Oil Prices Slip as Hopes For a Deal in Algiers Fade
Oil prices fell Tuesday as the Organization of the Petroleum Exporting Countries planned to discuss a proposal to cut the group's production but Saudi Arabia's oil minister said the group was unlikely to make a deal this week.
OPEC members are meeting in Algiers this week to discuss coordinated action to lift oil prices, which have been hammered in recent years by a persistent global glut of crude.
OPEC plans to discuss a proposal to cut almost a million barrels a day of the cartel's production over one year, people involved in the discussions told The Wall Street Journal. Saudi Arabia would carry out the bulk of the reduction but Iran would have to agree to freeze its output at a lower level than the country has previously said it would consider.
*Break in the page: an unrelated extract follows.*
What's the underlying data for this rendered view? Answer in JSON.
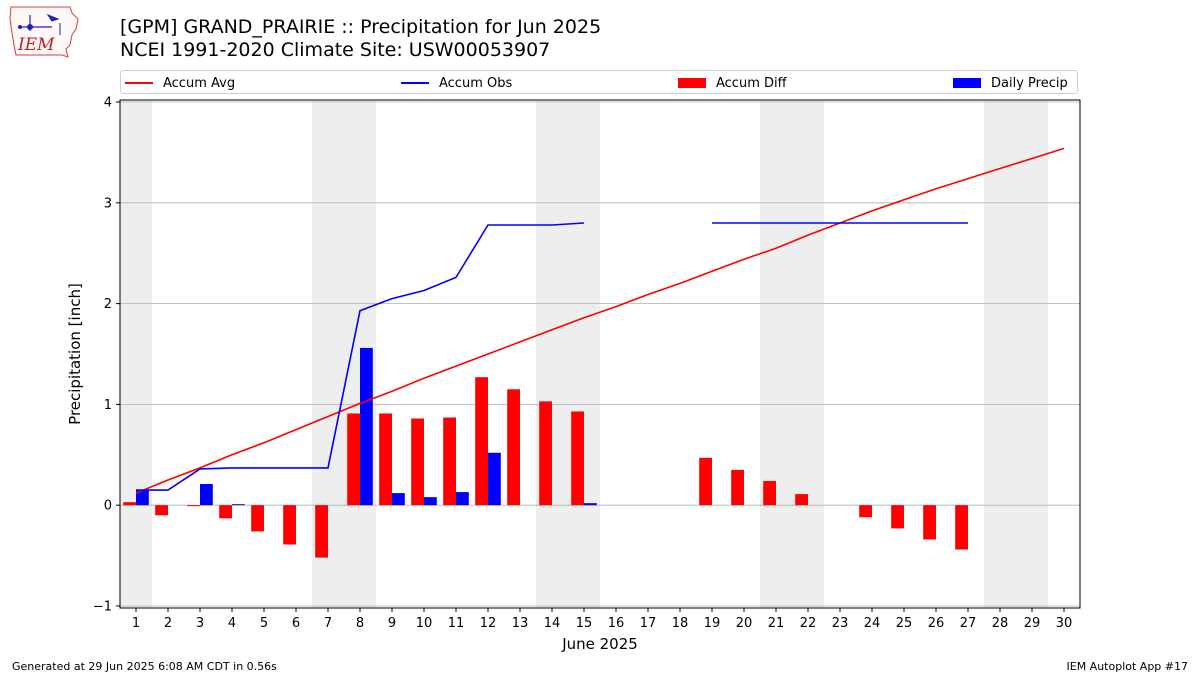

The proposal, if agreed to, would represent the first concrete action taken by OPEC to prop up the market since oil prices crashed beginning in 2014. It would also represent a departure for Saudi Arabia, which has opened the spigots wide during the market slump in a fierce competition for customers with U.S. oil producers and others.
The proposal is also a departure from previous talks by the group about freezing production, rather than cutting it. An effort in April to agree on a production freeze fell apart because Iran refused to participate.
However, Saudi Arabia's energy minister, Khalid al-Falih, on Tuesday said it could take months for the group to reach a consensus. Iran's oil minister, Bijan Zanganeh, made similar remarks.
U.S. crude oil recently fell $1.05, or 2.3%, to $44.88 a barrel on the New York Mercantile Exchange. Brent, the global benchmark, fell 92 cents, or 1.9%, to $46.45 a barrel on ICE Futures Europe.
Analysts said the market may respond negatively regardless of what OPEC does.
"If they agree to something, we will have to look at the details of the agreement because if you have a freeze and it's pretty vague, pricing could still react negatively," said Olivier Jakob, managing director of Swiss-based consultancy Petromatrix.
The longstanding political rivalry between Saudi Arabia and Iran remains a major impediment to a deal, say market participants.
Even if a deal were reached, oversupply in global oil markets would persist as countries such as Nigeria and Venezuela are aggressively ramping up production to make up for losses in recent months from internal strife.
Since mid-2014, oil prices have been dragged down by a supply overhang, as big OPEC players such as Saudi Arabia have taken a "market-share first" strategy to defend their turf against the U.S. shale boom.
The loss of income from lower oil prices has led several oil producers to drop out or scale back their investments. In 2015, global investments in oil and gas fields fell by 25%, and are set to slide by a further 24% this year, according to Paris-based energy watchdog International Energy Agency.
Gasoline futures recently fell 1% to $1.3885 a gallon. Diesel futures fell 2% to $1.4199 a gallon.